How can alcohol affect the production of ADH?

A

Alcohol causes ADH to be suppressed, so more water leaves the body in the urine.

89
Q

How can ecstasy affect the production of ADH?

A

Ecstasy causes too much ADH to be produced, so too much water remains int he blood. Osmosis then causes the water to leave the blood, causing brain cells to swell and burst.

90
Q

Suggest some lifestyle factors that are likely to cause premature death.

A
  • Alcohol
  • Poor diet
  • Smoking
  • Stress
  • Genetics
  • Drug abuse
91
Q

Vaccines prevent disease. What is contained in a vaccine? Is it:

a) Antibiotics
b) A weakened or dead strain of the disease-causing microorganism
c) An active strain of the disease-causing microorganism
d) Antibodies

A

b) A weakened or dead strain of the disease-causing microorganism

92
Q

Why can vaccines never be completely safe?

A

There is always a small chance of side effects occuring

93
Q

Why do new vaccines have to be developed regularly for diseases such as flu?

A

The virus causing the disease mutates, producing a new strain that’s unaffected by the current vaccine.

94
Q

In a trial to test a new drug it was found that, in most cases, the test sample of patients who had been ill had shown a marked improvement in their condition after a course of treatment.

a) We can say this shows a
i - correlation?
ii - relationship?
between the treatment and its effect.

b) From the information above, the drug
i - definitely causes
ii - possibly does not cause
the outcome effect.

A second group of patients was given a placebo in place of the drug.
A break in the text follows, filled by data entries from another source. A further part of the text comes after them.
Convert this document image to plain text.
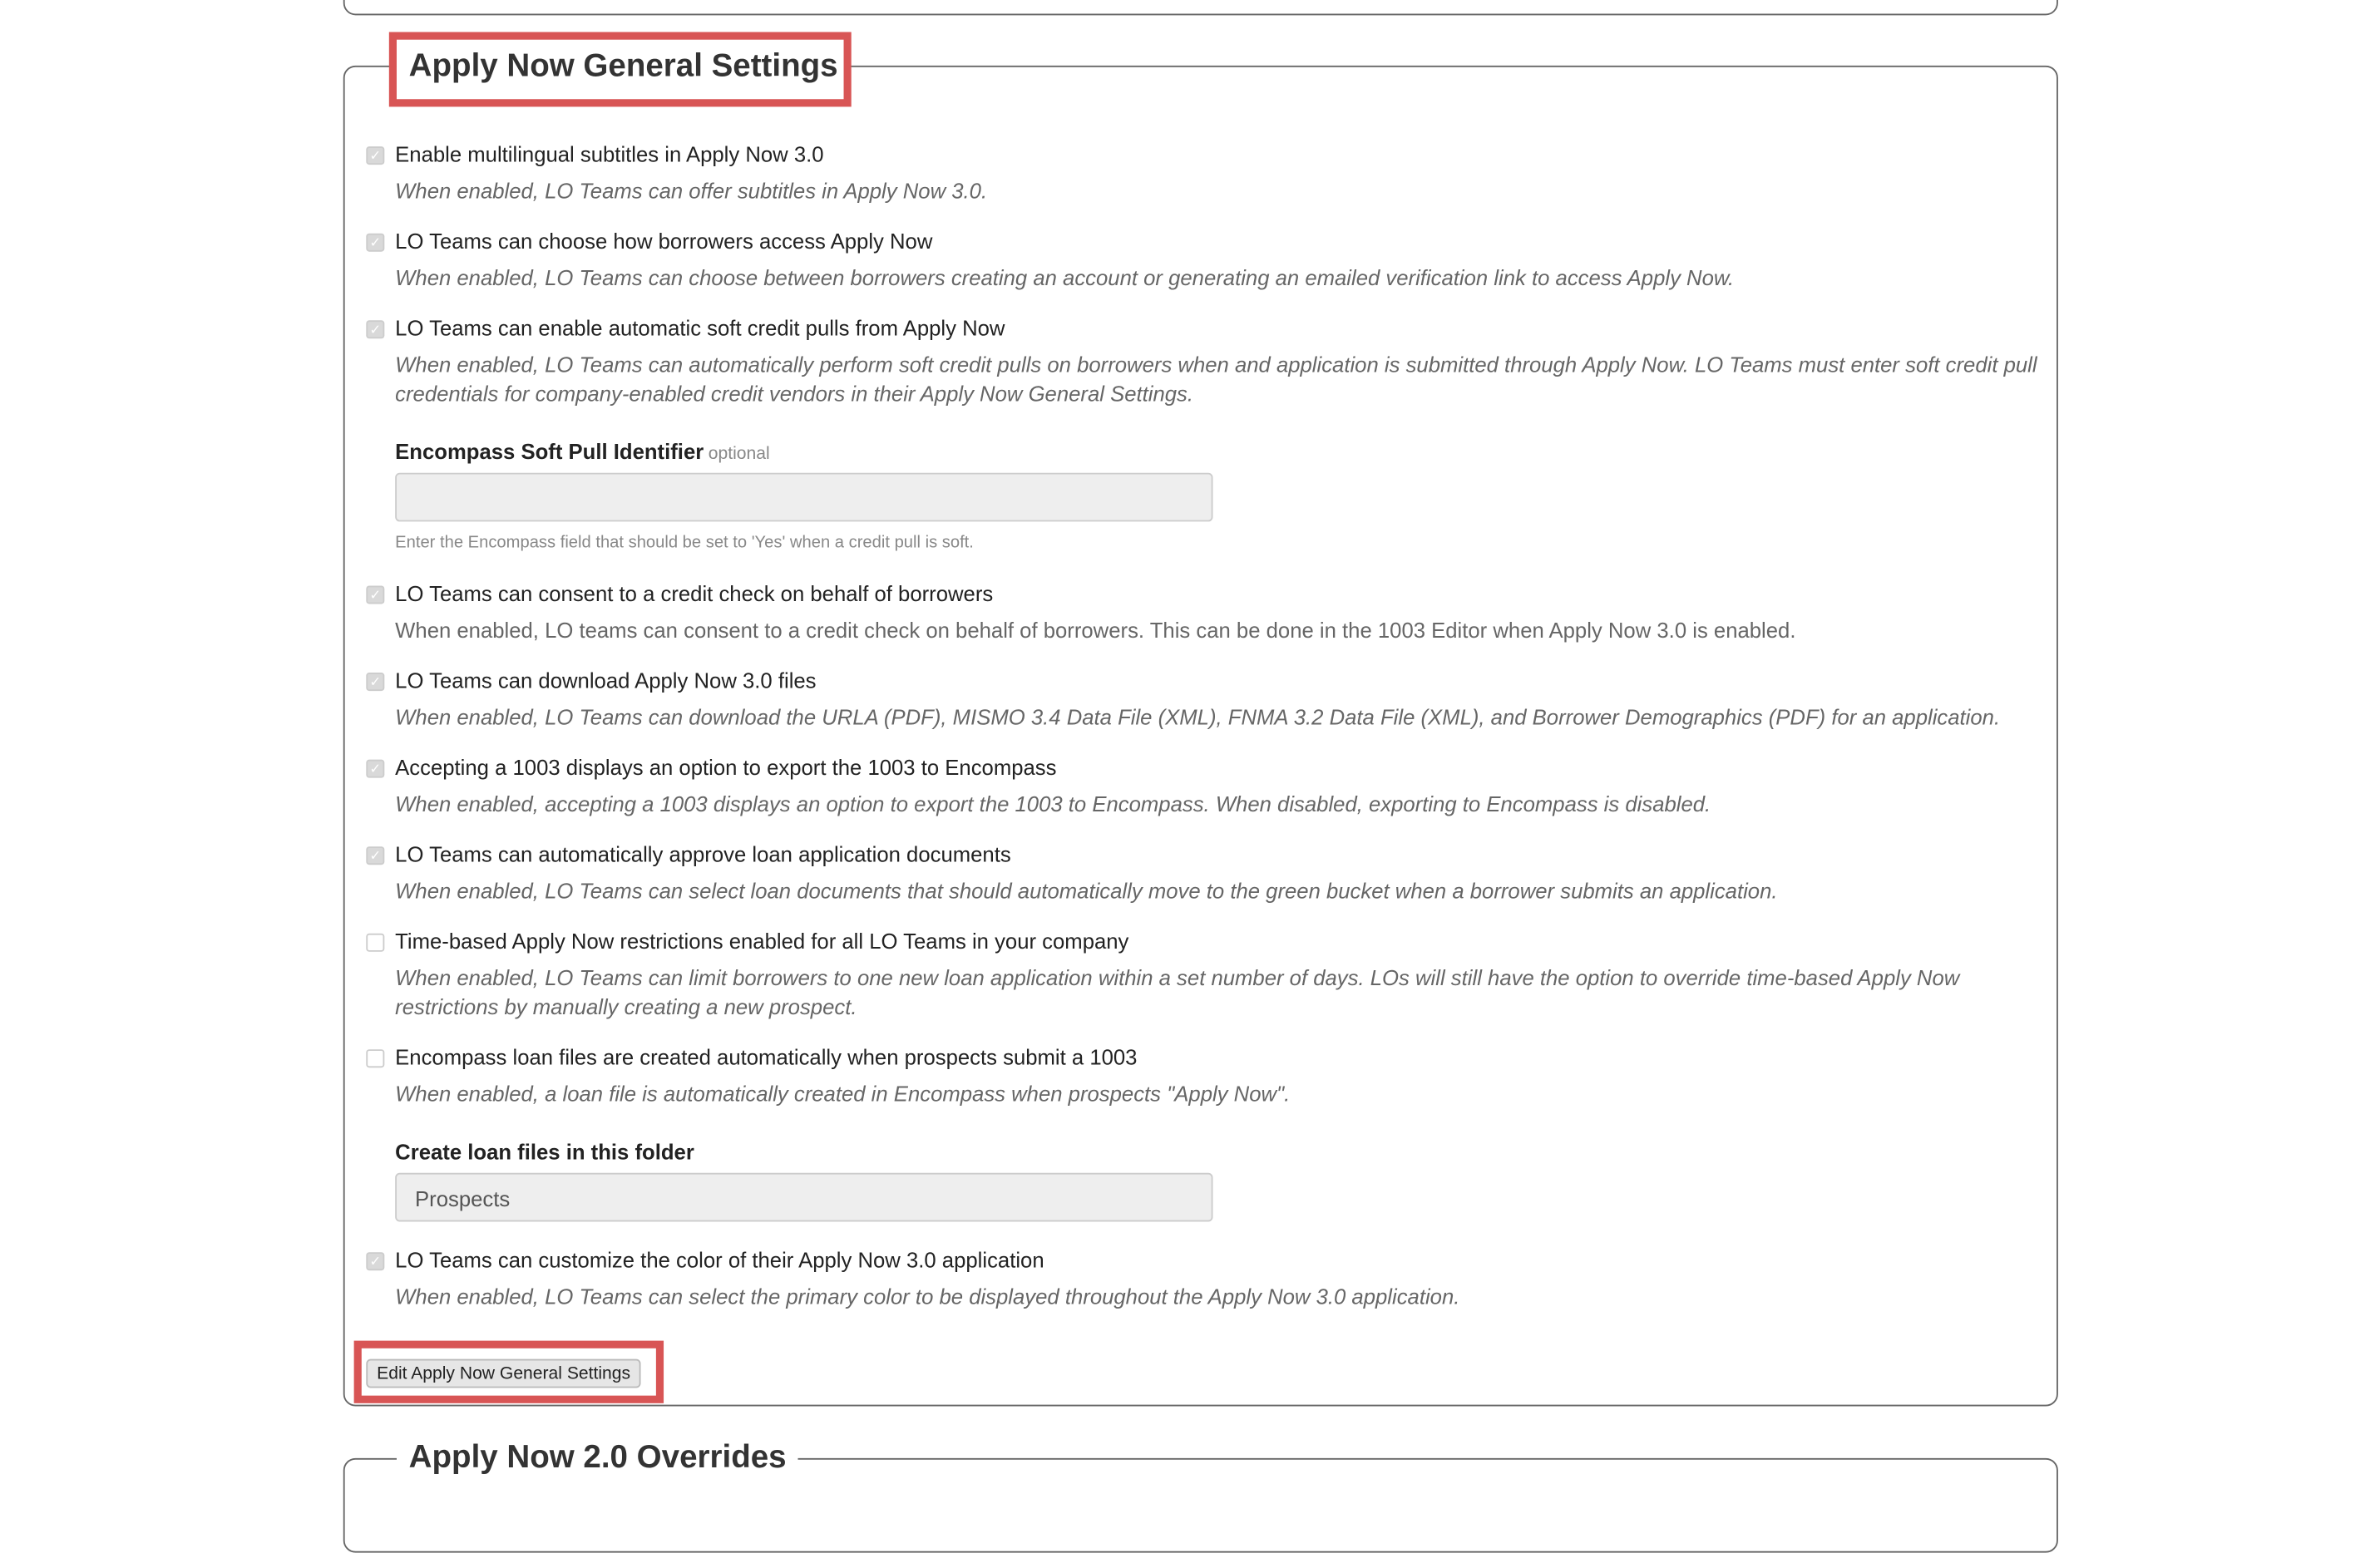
Apply Now General Settings
✓ Enable multilingual subtitles in Apply Now 3.0
When enabled, LO Teams can offer subtitles in Apply Now 3.0.
✓ LO Teams can choose how borrowers access Apply Now
When enabled, LO Teams can choose between borrowers creating an account or generating an emailed verification link to access Apply Now.
✓ LO Teams can enable automatic soft credit pulls from Apply Now
When enabled, LO Teams can automatically perform soft credit pulls on borrowers when and application is submitted through Apply Now. LO Teams must enter soft credit pull
credentials for company-enabled credit vendors in their Apply Now General Settings.
Encompass Soft Pull Identifier optional
Enter the Encompass field that should be set to 'Yes' when a credit pull is soft.
✓ LO Teams can consent to a credit check on behalf of borrowers
When enabled, LO teams can consent to a credit check on behalf of borrowers. This can be done in the 1003 Editor when Apply Now 3.0 is enabled.
✓ LO Teams can download Apply Now 3.0 files
When enabled, LO Teams can download the URLA (PDF), MISMO 3.4 Data File (XML), FNMA 3.2 Data File (XML), and Borrower Demographics (PDF) for an application.
✓ Accepting a 1003 displays an option to export the 1003 to Encompass
When enabled, accepting a 1003 displays an option to export the 1003 to Encompass. When disabled, exporting to Encompass is disabled.
✓ LO Teams can automatically approve loan application documents
When enabled, LO Teams can select loan documents that should automatically move to the green bucket when a borrower submits an application.
Time-based Apply Now restrictions enabled for all LO Teams in your company
When enabled, LO Teams can limit borrowers to one new loan application within a set number of days. LOs will still have the option to override time-based Apply Now
restrictions by manually creating a new prospect.
Encompass loan files are created automatically when prospects submit a 1003
When enabled, a loan file is automatically created in Encompass when prospects "Apply Now".
Create loan files in this folder
Prospects
✓ LO Teams can customize the color of their Apply Now 3.0 application
When enabled, LO Teams can select the primary color to be displayed throughout the Apply Now 3.0 application.
Edit Apply Now General Settings
Apply Now 2.0 Overrides
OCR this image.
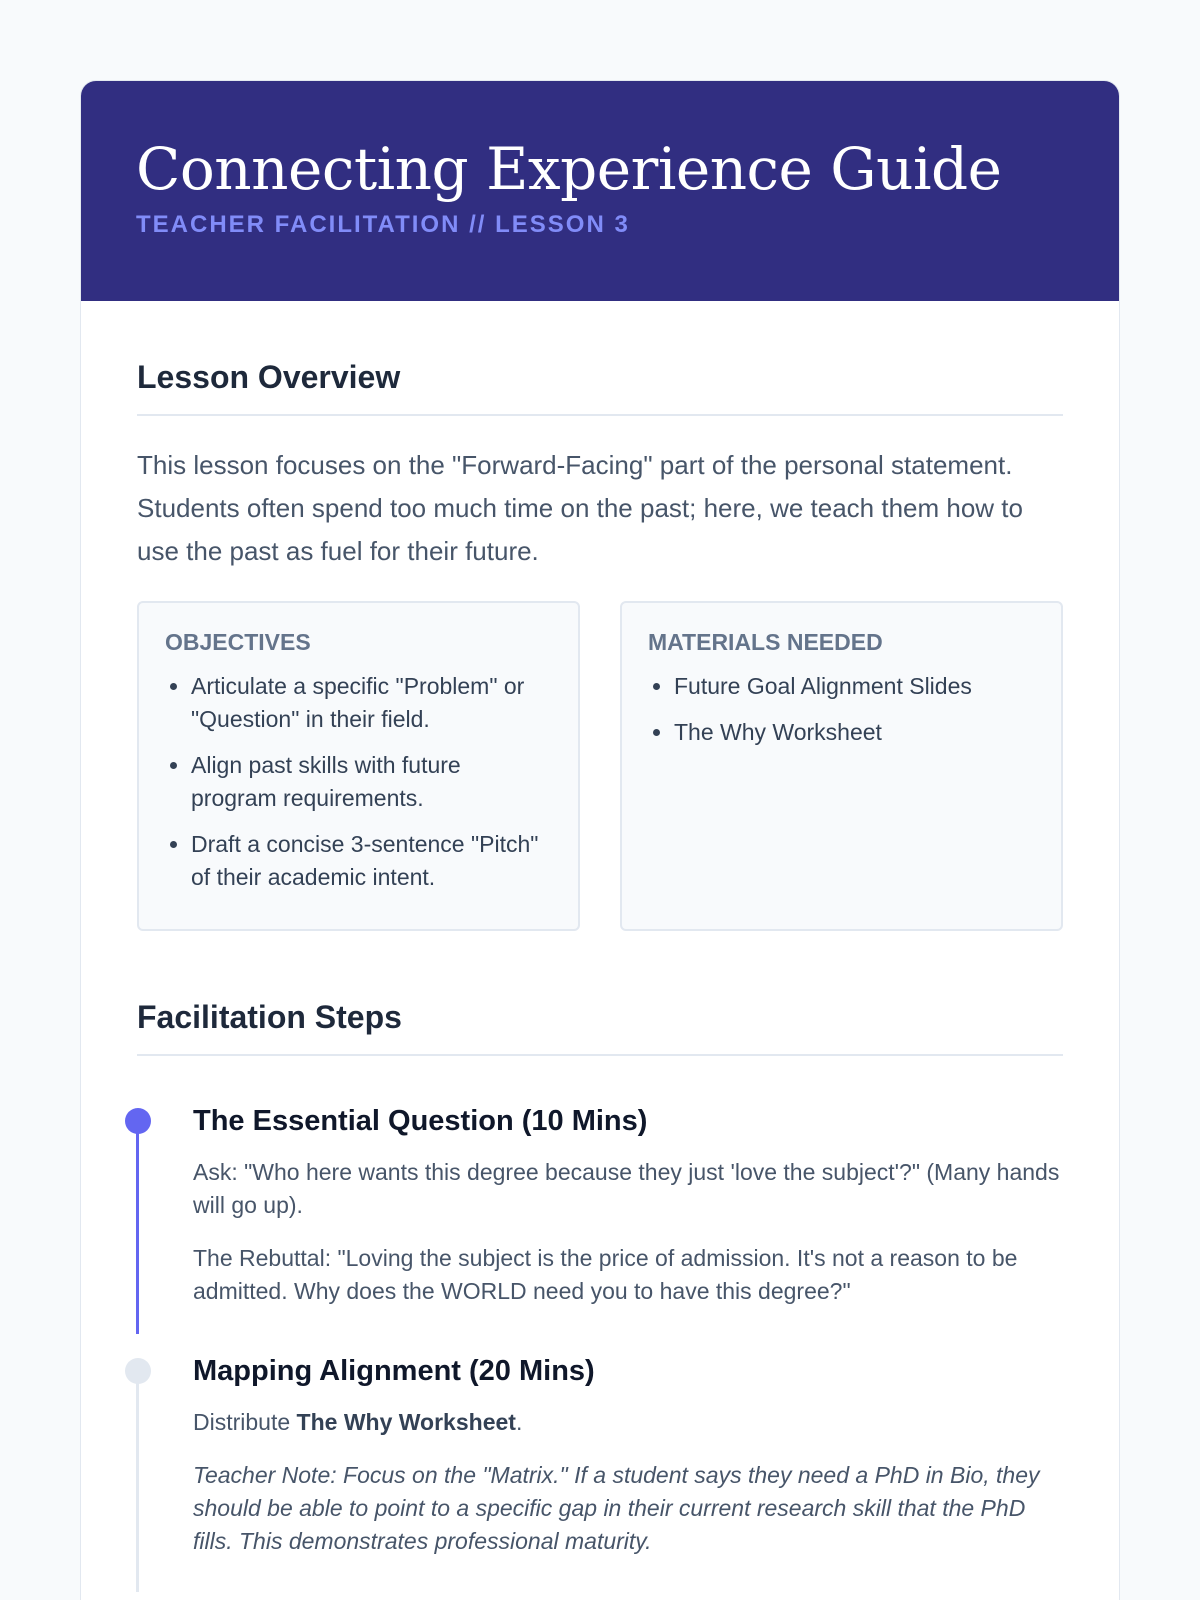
Connecting Experience Guide
TEACHER FACILITATION // LESSON 3
Lesson Overview

This lesson focuses on the "Forward-Facing" part of the personal statement. Students often spend too much time on the past; here, we teach them how to use the past as fuel for their future.

OBJECTIVES
• Articulate a specific "Problem" or "Question" in their field.
• Align past skills with future program requirements.
• Draft a concise 3-sentence "Pitch" of their academic intent.
MATERIALS NEEDED
• Future Goal Alignment Slides
• The Why Worksheet
Facilitation Steps
The Essential Question (10 Mins)

Ask: "Who here wants this degree because they just 'love the subject'?" (Many hands will go up).

The Rebuttal: "Loving the subject is the price of admission. It's not a reason to be admitted. Why does the WORLD need you to have this degree?"

Mapping Alignment (20 Mins)

Distribute The Why Worksheet.

Teacher Note: Focus on the "Matrix." If a student says they need a PhD in Bio, they should be able to point to a specific gap in their current research skill that the PhD fills. This demonstrates professional maturity.
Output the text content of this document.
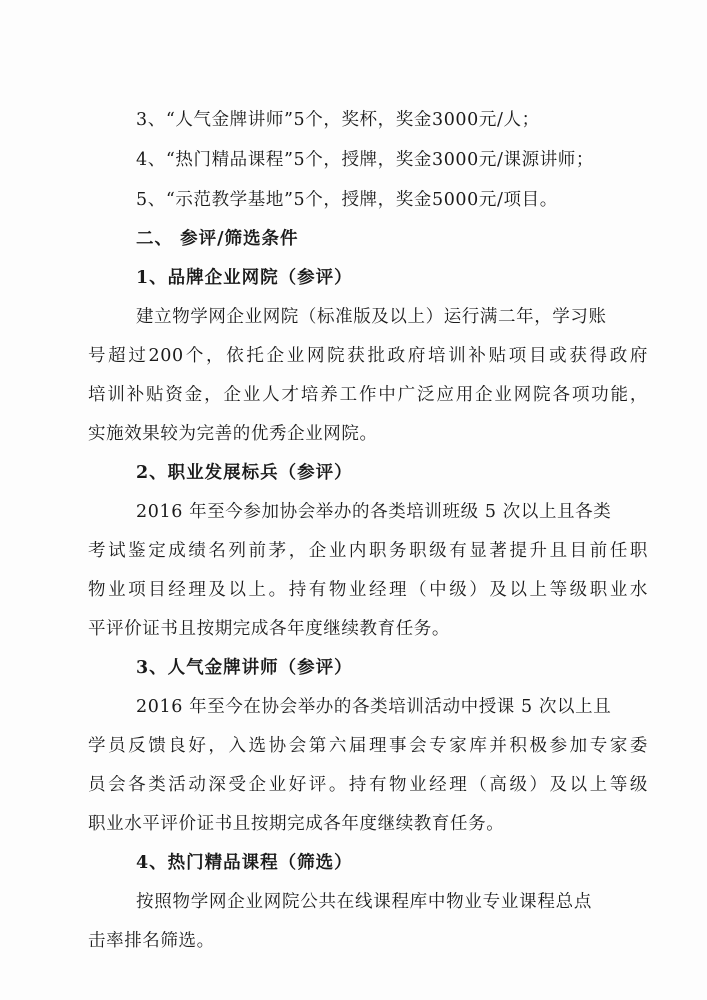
3、“人气金牌讲师”5个，奖杯，奖金3000元/人；
4、“热门精品课程”5个，授牌，奖金3000元/课源讲师；
5、“示范教学基地”5个，授牌，奖金5000元/项目。
二、 参评/筛选条件
1、品牌企业网院（参评）
建立物学网企业网院（标准版及以上）运行满二年，学习账
号超过200个，依托企业网院获批政府培训补贴项目或获得政府
培训补贴资金，企业人才培养工作中广泛应用企业网院各项功能，
实施效果较为完善的优秀企业网院。
2、职业发展标兵（参评）
2016 年至今参加协会举办的各类培训班级 5 次以上且各类
考试鉴定成绩名列前茅，企业内职务职级有显著提升且目前任职
物业项目经理及以上。持有物业经理（中级）及以上等级职业水
平评价证书且按期完成各年度继续教育任务。
3、人气金牌讲师（参评）
2016 年至今在协会举办的各类培训活动中授课 5 次以上且
学员反馈良好，入选协会第六届理事会专家库并积极参加专家委
员会各类活动深受企业好评。持有物业经理（高级）及以上等级
职业水平评价证书且按期完成各年度继续教育任务。
4、热门精品课程（筛选）
按照物学网企业网院公共在线课程库中物业专业课程总点
击率排名筛选。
No members of this group showed any improvement in their condition.

c) A placebo is a
i - similar drug
ii - harmless drug

d) Using all the information in this question, it can be said that it is highly likely that the drug
i - causes
ii - does not cause
the outcome effect.

A

a) i = correlation
b) ii = possibly does not cause
c) ii = harmless drug
d) i = causes

95
Q

In the winter, we urinate more because we don’t lose water in sweating. The blood water level gets very high. Explain how this is brought about it in the body.

A

Receptors in the hypothalamus cause less ADH production, so the kidneys reabsorb less water and larger amounts of urine are produced.